CMB Takes Full Control of Crypto Oversight
The newly introduced Communique on digital asset regulations follows an earlier announcement by Turkish Finance Minister Mehmet Simsek. Earlier, Simsek hinted that the Capital Markets Board (CMB) would take responsibility for new cryptocurrency regulations. This comes after Turkey committed to improving its financial regulatory system, a prerequisite for delisting from the Financial Action Task Force (FATF) gray list.
Turkey never had regulations on cryptocurrency until now. Due to the increasing scams in trading, the government took a groundbreaking step to secure people’s digital assets. With the CMB now regulating, the new legal system should bring stability and security to the sector.
Strict Licensing and Capital Requirements for CASPs
Under the new regulatory regime, anyone seeking to establish and operate as a CASP must meet strict criteria. Founders are required to demonstrate financial integrity and maintain a clean legal record. Failure to meet these conditions may result in the CMB denying an operating license.
The regulations also introduce specific capital requirements that must be fulfilled in cash. The Communique states:
“The establishment capital must not be less than the amount to be determined by the Board, provided that it is not less than the minimum capital amount foreseen in accordance with the Board’s regulations regarding the capital adequacy of crypto asset service providers.
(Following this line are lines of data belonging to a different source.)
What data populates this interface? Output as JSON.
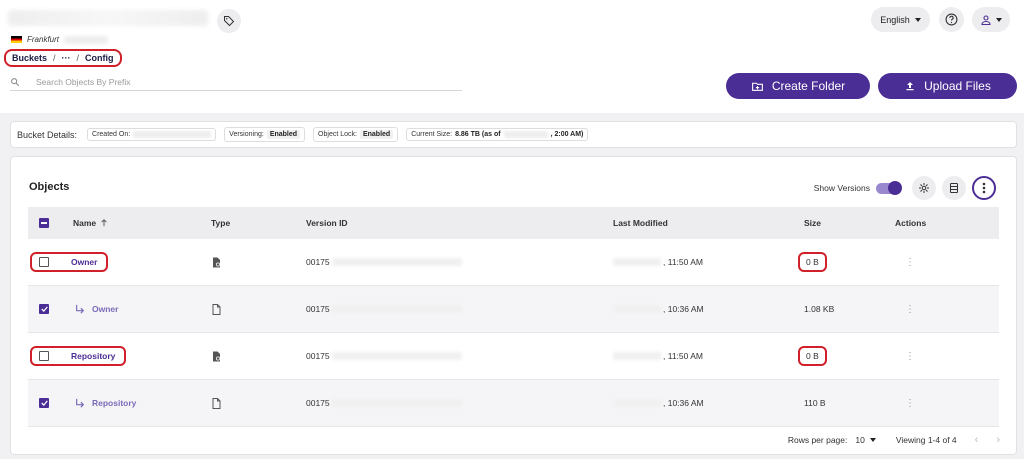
{
  "header": {
    "region": "Frankfurt",
    "breadcrumb": {
      "root": "Buckets",
      "sep1": "/",
      "middle": "···",
      "sep2": "/",
      "current": "Config"
    },
    "search": {
      "placeholder": "Search Objects By Prefix"
    },
    "language": "English",
    "create_folder": "Create Folder",
    "upload_files": "Upload Files"
  },
  "details": {
    "label": "Bucket Details:",
    "created_on_label": "Created On:",
    "versioning_label": "Versioning:",
    "versioning_value": "Enabled",
    "object_lock_label": "Object Lock:",
    "object_lock_value": "Enabled",
    "current_size_label": "Current Size:",
    "current_size_prefix": "8.86 TB (as of",
    "current_size_suffix": ", 2:00 AM)"
  },
  "objects": {
    "title": "Objects",
    "show_versions": "Show Versions",
    "columns": {
      "name": "Name",
      "type": "Type",
      "version_id": "Version ID",
      "last_modified": "Last Modified",
      "size": "Size",
      "actions": "Actions"
    },
    "rows": [
      {
        "name": "Owner",
        "version_prefix": "00175",
        "time": ", 11:50 AM",
        "size": "0 B"
      },
      {
        "name": "Owner",
        "version_prefix": "00175",
        "time": ", 10:36 AM",
        "size": "1.08 KB"
      },
      {
        "name": "Repository",
        "version_prefix": "00175",
        "time": ", 11:50 AM",
        "size": "0 B"
      },
      {
        "name": "Repository",
        "version_prefix": "00175",
        "time": ", 10:36 AM",
        "size": "110 B"
      }
    ]
  },
  "pagination": {
    "rows_per_page_label": "Rows per page:",
    "rows_per_page": "10",
    "viewing": "Viewing 1-4 of 4"
  },
  "colors": {
    "accent": "#4b2e95",
    "highlight": "#d0202a"
  },
  "icons": [
    "tag-icon",
    "search-icon",
    "help-icon",
    "user-icon",
    "folder-plus-icon",
    "upload-icon",
    "gear-icon",
    "columns-icon",
    "more-vert-icon",
    "sort-up-icon",
    "file-icon",
    "version-arrow-icon",
    "chevron-left-icon",
    "chevron-right-icon"
  ]
}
Its entire capital must be paid in cash, and its equity capital must not be less than this amount.”
This provision ensures that only financially stable companies operate in the crypto sector, reducing risks for investors and traders.
Strict Actions on Regulations Violation
The CMB has been empowered to sanction CASPs that violate set regulations. Penalties can involve revocation of operating licenses and being barred from dealing with cryptocurrency firms. These are measures aimed at encouraging compliance with the regulations and discouraging fraud.
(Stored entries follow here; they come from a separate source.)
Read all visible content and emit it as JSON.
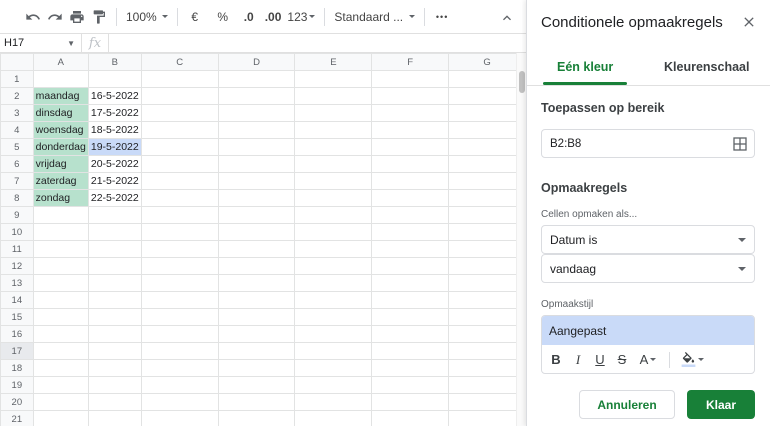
{
  "toolbar": {
    "zoom": "100%",
    "currency": "€",
    "percent": "%",
    "decrease_decimals": ".0",
    "increase_decimals": ".00",
    "more_formats": "123",
    "font": "Standaard ...",
    "more": "•••"
  },
  "formula_bar": {
    "cell_ref": "H17",
    "fx": "fx"
  },
  "sheet": {
    "columns": [
      "A",
      "B",
      "C",
      "D",
      "E",
      "F",
      "G"
    ],
    "rows": [
      {
        "num": "1",
        "a": "",
        "b": ""
      },
      {
        "num": "2",
        "a": "maandag",
        "b": "16-5-2022"
      },
      {
        "num": "3",
        "a": "dinsdag",
        "b": "17-5-2022"
      },
      {
        "num": "4",
        "a": "woensdag",
        "b": "18-5-2022"
      },
      {
        "num": "5",
        "a": "donderdag",
        "b": "19-5-2022"
      },
      {
        "num": "6",
        "a": "vrijdag",
        "b": "20-5-2022"
      },
      {
        "num": "7",
        "a": "zaterdag",
        "b": "21-5-2022"
      },
      {
        "num": "8",
        "a": "zondag",
        "b": "22-5-2022"
      },
      {
        "num": "9",
        "a": "",
        "b": ""
      },
      {
        "num": "10",
        "a": "",
        "b": ""
      },
      {
        "num": "11",
        "a": "",
        "b": ""
      },
      {
        "num": "12",
        "a": "",
        "b": ""
      },
      {
        "num": "13",
        "a": "",
        "b": ""
      },
      {
        "num": "14",
        "a": "",
        "b": ""
      },
      {
        "num": "15",
        "a": "",
        "b": ""
      },
      {
        "num": "16",
        "a": "",
        "b": ""
      },
      {
        "num": "17",
        "a": "",
        "b": ""
      },
      {
        "num": "18",
        "a": "",
        "b": ""
      },
      {
        "num": "19",
        "a": "",
        "b": ""
      },
      {
        "num": "20",
        "a": "",
        "b": ""
      },
      {
        "num": "21",
        "a": "",
        "b": ""
      }
    ],
    "highlight_colors": {
      "green": "#b7e1cd",
      "blue": "#c9daf8"
    },
    "highlighted_today_row": "5",
    "selected_row": "17"
  },
  "panel": {
    "title": "Conditionele opmaakregels",
    "tab_single": "Eén kleur",
    "tab_scale": "Kleurenschaal",
    "range_label": "Toepassen op bereik",
    "range_value": "B2:B8",
    "rules_label": "Opmaakregels",
    "format_cells_label": "Cellen opmaken als...",
    "condition": "Datum is",
    "condition_value": "vandaag",
    "style_label": "Opmaakstijl",
    "style_preview": "Aangepast",
    "style_bold": "B",
    "style_italic": "I",
    "style_underline": "U",
    "style_strike": "S",
    "style_text_color": "A",
    "cancel": "Annuleren",
    "done": "Klaar",
    "accent_color": "#188038",
    "preview_fill": "#c9daf8"
  }
}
Simsek emphasized that the main objective of Turkey is to secure the safety of cryptocurrency trading without suppressing technological advancements. The country views the potential offered by blockchain technology and the cryptocurrency market and is attempting to create a regulatory system that encourages innovation without hurting investors.
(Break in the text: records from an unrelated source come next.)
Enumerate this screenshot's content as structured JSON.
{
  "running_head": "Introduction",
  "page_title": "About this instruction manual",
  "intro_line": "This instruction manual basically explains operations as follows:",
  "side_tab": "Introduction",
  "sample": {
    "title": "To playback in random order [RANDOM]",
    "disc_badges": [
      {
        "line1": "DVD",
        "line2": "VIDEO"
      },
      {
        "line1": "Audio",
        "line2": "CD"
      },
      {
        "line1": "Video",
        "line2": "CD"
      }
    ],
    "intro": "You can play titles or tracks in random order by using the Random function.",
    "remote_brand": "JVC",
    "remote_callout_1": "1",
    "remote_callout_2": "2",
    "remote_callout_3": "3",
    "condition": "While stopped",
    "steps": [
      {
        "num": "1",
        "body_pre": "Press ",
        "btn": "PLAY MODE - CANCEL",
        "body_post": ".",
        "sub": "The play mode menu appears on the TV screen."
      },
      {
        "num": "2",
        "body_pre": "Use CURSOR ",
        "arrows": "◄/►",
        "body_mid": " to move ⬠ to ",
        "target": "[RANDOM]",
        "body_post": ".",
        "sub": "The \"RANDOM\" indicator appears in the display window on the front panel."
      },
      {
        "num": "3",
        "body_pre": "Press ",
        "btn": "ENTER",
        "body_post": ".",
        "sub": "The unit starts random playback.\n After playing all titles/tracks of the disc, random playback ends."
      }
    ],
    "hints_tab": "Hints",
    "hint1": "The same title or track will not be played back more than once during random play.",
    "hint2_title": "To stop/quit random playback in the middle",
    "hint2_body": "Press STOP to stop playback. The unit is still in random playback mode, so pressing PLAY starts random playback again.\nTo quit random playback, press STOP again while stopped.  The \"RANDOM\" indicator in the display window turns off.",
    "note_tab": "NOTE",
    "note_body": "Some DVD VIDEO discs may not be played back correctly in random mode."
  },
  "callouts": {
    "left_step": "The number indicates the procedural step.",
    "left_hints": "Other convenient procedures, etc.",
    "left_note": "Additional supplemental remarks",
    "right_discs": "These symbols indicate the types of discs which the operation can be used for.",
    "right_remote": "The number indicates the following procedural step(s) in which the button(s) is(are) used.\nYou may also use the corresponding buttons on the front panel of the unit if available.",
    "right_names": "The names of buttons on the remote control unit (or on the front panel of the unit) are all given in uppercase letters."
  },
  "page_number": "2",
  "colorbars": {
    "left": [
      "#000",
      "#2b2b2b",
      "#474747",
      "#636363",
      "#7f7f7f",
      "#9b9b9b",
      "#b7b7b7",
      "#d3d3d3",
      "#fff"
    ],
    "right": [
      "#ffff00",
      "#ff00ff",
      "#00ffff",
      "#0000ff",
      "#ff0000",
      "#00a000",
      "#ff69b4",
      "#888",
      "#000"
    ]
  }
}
A Step Towards FATF Compliance
Turkey was grey-listed by the FATF in October 2021 because there were fears that Turkey’s counter-terrorist financing and anti-money laundering efforts were weak. Turkey has since increased financial regulation. In its 2023 report, the FATF recognized that Turkey had increased efforts to remedy compliance failures but that there needed to be a law for the registration or the acquisition of a license by virtual asset service providers (VASPs).
With these new regulations now in place, Turkey is closer to fulfilling FATF’s requirements. Crypto exchanges being licensed by the CMB and having the minimum standards of operation imposed is a significant step toward regulatory compliance and financial stability.
Conclusion
Turkey’s new regulations for cryptocurrency represent a fundamental policy change for the government toward digital assets. The government’s main aim is to provide secure trading to people, hence, it gave CMB the power to impose strict rules on issuing licenses to crypto traders.
While these rules are designed to stifle illegal activity and investor risk, the doors of Turkey remain open to the advancement of blockchain technology. These kinds of regulatory changes might ultimately position Turkey as a more secure, more transparent cryptocurrency exchange hub.